[CentOS] clock, centos 4 and dual core?

Wed Feb 15 15:23:15 UTC 2006
Aleksandar Milivojevic <alex at milivojevic.org>

Quoting Ugo Bellavance <ugob at camo-route.com>:

> Hi,
>
> 	I have a dual core athlon server and it is gaining 1 day every 2 days
> w/o time sync.  Even with ntpd running, the time is not under control.
> I must put a very frequent cronjob of 'ntpdate' to keep the time under
> control.  This creates big problems since winbind eventually stops
> working so my users can't access their data.

Running under VMware by any chance?  If yes read next paragraph, if not 
skip to the one after it (but you might still read both).

In current versions of VMware (for example ESX 2.5.x), 2.6 kernels are 
not yet officially supported.  What you described is one of the 
problems with 2.6 kernels and VMware.  Add "clock=pit" kernel option 
(in grub.conf or lilo.conf, whichever boot loader you use), don't use 
NTP to sync time, install vmware-tools onto each guest and enable time 
synchronization in them (by default it is off).  It should keep time in 
your guests under some controll.  The problem is mostly because 2.6 
kernels are much stricter in watching the frequency source selected for 
clock, and they also increased the frequncy of interrupts requested 
from it from 100Hz to 1000Hz (one global + one per CPU, or something 
like that).  This frequency is compile time kernel option (it is hard 
coded into the kernel, can't be changed once kernel is compiled).  
Furthermore, frequency of interrupts increases with number of processor 
cores (so if each of your guests is configured with two virtual CPUs, 
it's 3000 interrupts per second per 2.6 guest, compared to only 300 per 
2.4 guest).  With many guest running on bussy box, VMware might not be 
able to generate all needed virtual interrupts for 2.6 guest operating 
systems, and you get clock problems you are having.  There's a code in 
clock code in 2.6 kernel that attempts to correct for missed/skipped 
interrupts.  However under VMware it tends to overcorrect and your 
clock starts gaining time fast, like you described.  This is classic 
problem you'll encounter with current versions of VMware and guests 
running 2.6 kernel.  It should be corrected in Vmware ESX 3.x (which 
should also have official support for 2.6 kernels).

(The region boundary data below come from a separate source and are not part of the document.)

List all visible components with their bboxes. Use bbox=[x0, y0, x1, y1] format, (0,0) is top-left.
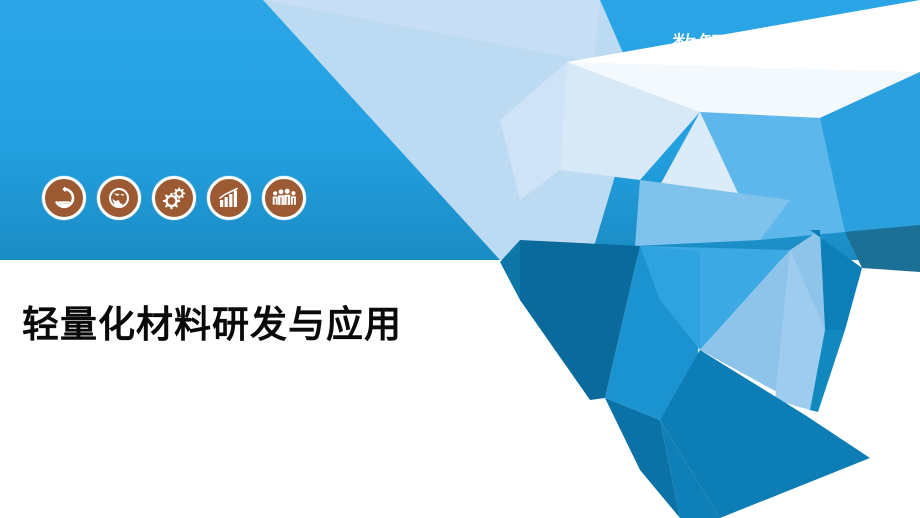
tagline-text: 数智创新 变革未来 bbox=[672, 26, 896, 62]
icon-badge-row bbox=[42, 176, 306, 220]
low-poly-decoration bbox=[0, 0, 920, 518]
globe-icon[interactable] bbox=[97, 176, 141, 220]
recycle-arrows-icon[interactable] bbox=[42, 176, 86, 220]
bar-chart-growth-icon[interactable] bbox=[207, 176, 251, 220]
presentation-slide: 数智创新 变革未来 bbox=[0, 0, 920, 518]
people-group-icon[interactable] bbox=[262, 176, 306, 220]
gears-icon[interactable] bbox=[152, 176, 196, 220]
page-title: 轻量化材料研发与应用 bbox=[22, 294, 402, 348]
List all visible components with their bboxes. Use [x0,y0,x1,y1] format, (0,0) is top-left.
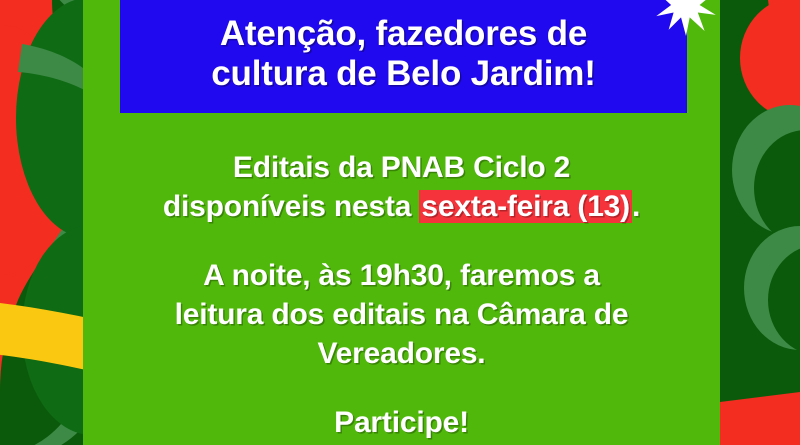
paragraph-editais: Editais da PNAB Ciclo 2 disponíveis nest… [102,148,702,226]
body-copy-block: Editais da PNAB Ciclo 2 disponíveis nest… [83,118,720,445]
noite-line-3: Vereadores. [318,337,486,370]
headline-line-1: Atenção, fazedores de [220,14,587,53]
headline-box: Atenção, fazedores de cultura de Belo Ja… [120,0,687,113]
participe-text: Participe! [334,406,469,439]
editais-line-2-before: disponíveis nesta [163,190,419,223]
noite-line-2: leitura dos editais na Câmara de [175,298,629,331]
paragraph-participe: Participe! [102,403,702,442]
headline-text: Atenção, fazedores de cultura de Belo Ja… [203,14,603,94]
poster-canvas: Atenção, fazedores de cultura de Belo Ja… [0,0,800,445]
paragraph-noite: A noite, às 19h30, faremos a leitura dos… [102,256,702,373]
editais-line-2-after: . [632,190,640,223]
highlight-sexta-feira: sexta-feira (13) [419,190,632,223]
editais-line-1: Editais da PNAB Ciclo 2 [233,151,570,184]
noite-line-1: A noite, às 19h30, faremos a [203,259,600,292]
headline-line-2: cultura de Belo Jardim! [211,54,595,93]
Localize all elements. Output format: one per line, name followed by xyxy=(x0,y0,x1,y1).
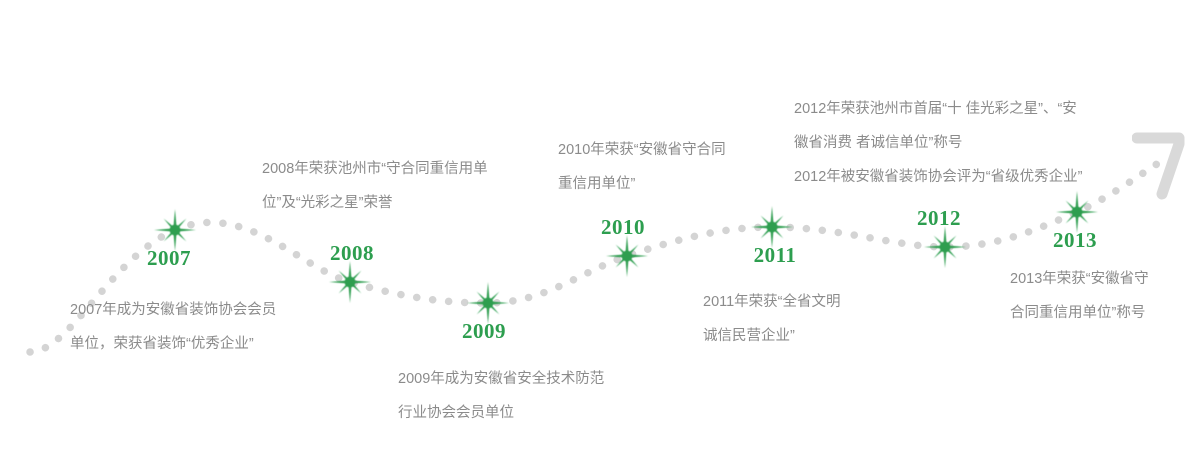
description-line: 2012年荣获池州市首届“十 佳光彩之星”、“安 xyxy=(794,92,1082,126)
description-line: 诚信民营企业” xyxy=(703,319,841,353)
year-label-2008: 2008 xyxy=(330,241,374,266)
year-label-2010: 2010 xyxy=(601,215,645,240)
year-label-2013: 2013 xyxy=(1053,228,1097,253)
milestone-description-2010: 2010年荣获“安徽省守合同重信用单位” xyxy=(558,133,726,201)
milestone-description-2012: 2012年荣获池州市首届“十 佳光彩之星”、“安徽省消费 者诚信单位”称号201… xyxy=(794,92,1082,194)
milestone-description-2007: 2007年成为安徽省装饰协会会员单位，荣获省装饰“优秀企业” xyxy=(70,293,276,361)
description-line: 2010年荣获“安徽省守合同 xyxy=(558,133,726,167)
year-label-2009: 2009 xyxy=(462,319,506,344)
year-label-2012: 2012 xyxy=(917,206,961,231)
description-line: 2009年成为安徽省安全技术防范 xyxy=(398,362,604,396)
description-line: 位”及“光彩之星”荣誉 xyxy=(262,186,488,220)
year-label-2007: 2007 xyxy=(147,246,191,271)
description-line: 2013年荣获“安徽省守 xyxy=(1010,262,1149,296)
year-label-2011: 2011 xyxy=(754,243,797,268)
milestone-description-2011: 2011年荣获“全省文明诚信民营企业” xyxy=(703,285,841,353)
description-line: 2012年被安徽省装饰协会评为“省级优秀企业” xyxy=(794,160,1082,194)
description-line: 2007年成为安徽省装饰协会会员 xyxy=(70,293,276,327)
arrow-head-icon xyxy=(1132,128,1188,200)
description-line: 徽省消费 者诚信单位”称号 xyxy=(794,126,1082,160)
description-line: 合同重信用单位”称号 xyxy=(1010,296,1149,330)
description-line: 重信用单位” xyxy=(558,167,726,201)
description-line: 2011年荣获“全省文明 xyxy=(703,285,841,319)
description-line: 行业协会会员单位 xyxy=(398,396,604,430)
description-line: 2008年荣获池州市“守合同重信用单 xyxy=(262,152,488,186)
milestone-description-2009: 2009年成为安徽省安全技术防范行业协会会员单位 xyxy=(398,362,604,430)
timeline-infographic: 2007200820092010201120122013 2007年成为安徽省装… xyxy=(0,0,1200,465)
milestone-description-2013: 2013年荣获“安徽省守合同重信用单位”称号 xyxy=(1010,262,1149,330)
description-line: 单位，荣获省装饰“优秀企业” xyxy=(70,327,276,361)
milestone-description-2008: 2008年荣获池州市“守合同重信用单位”及“光彩之星”荣誉 xyxy=(262,152,488,220)
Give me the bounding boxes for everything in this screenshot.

If you are not running VMware, you might still experiment with clock 
option (it selects the frequency source kernel uses to keep track of 
time).  The default frequency source obviously doesn't work well for 
you.  Available sources are pit, tsc, cyclone and pmtmr, however not 
all are available on all motherboards (you'd need to check what kind of 
timers your motherboard has).  If specified source is not available 
(your motherboard doesn't have that hardware), kernel falls back to pit 
(or whatever kernel was patched to use by default).  You may also try 
hpet=disable kernel option (with or without clock option), which 
disables HPET (if present on motherboard) and falls back to real PIT.

Even if not using VMware, you might find this document a good read:

http://www.vmware.com/pdf/vmware_timekeeping.pdf

It describes timer hardware available in average PCs (PC Timer Hardware 
chapter) and describes various clock=xxx options (Timekeeping in 
Specific Operating Systems chapter, Linux section).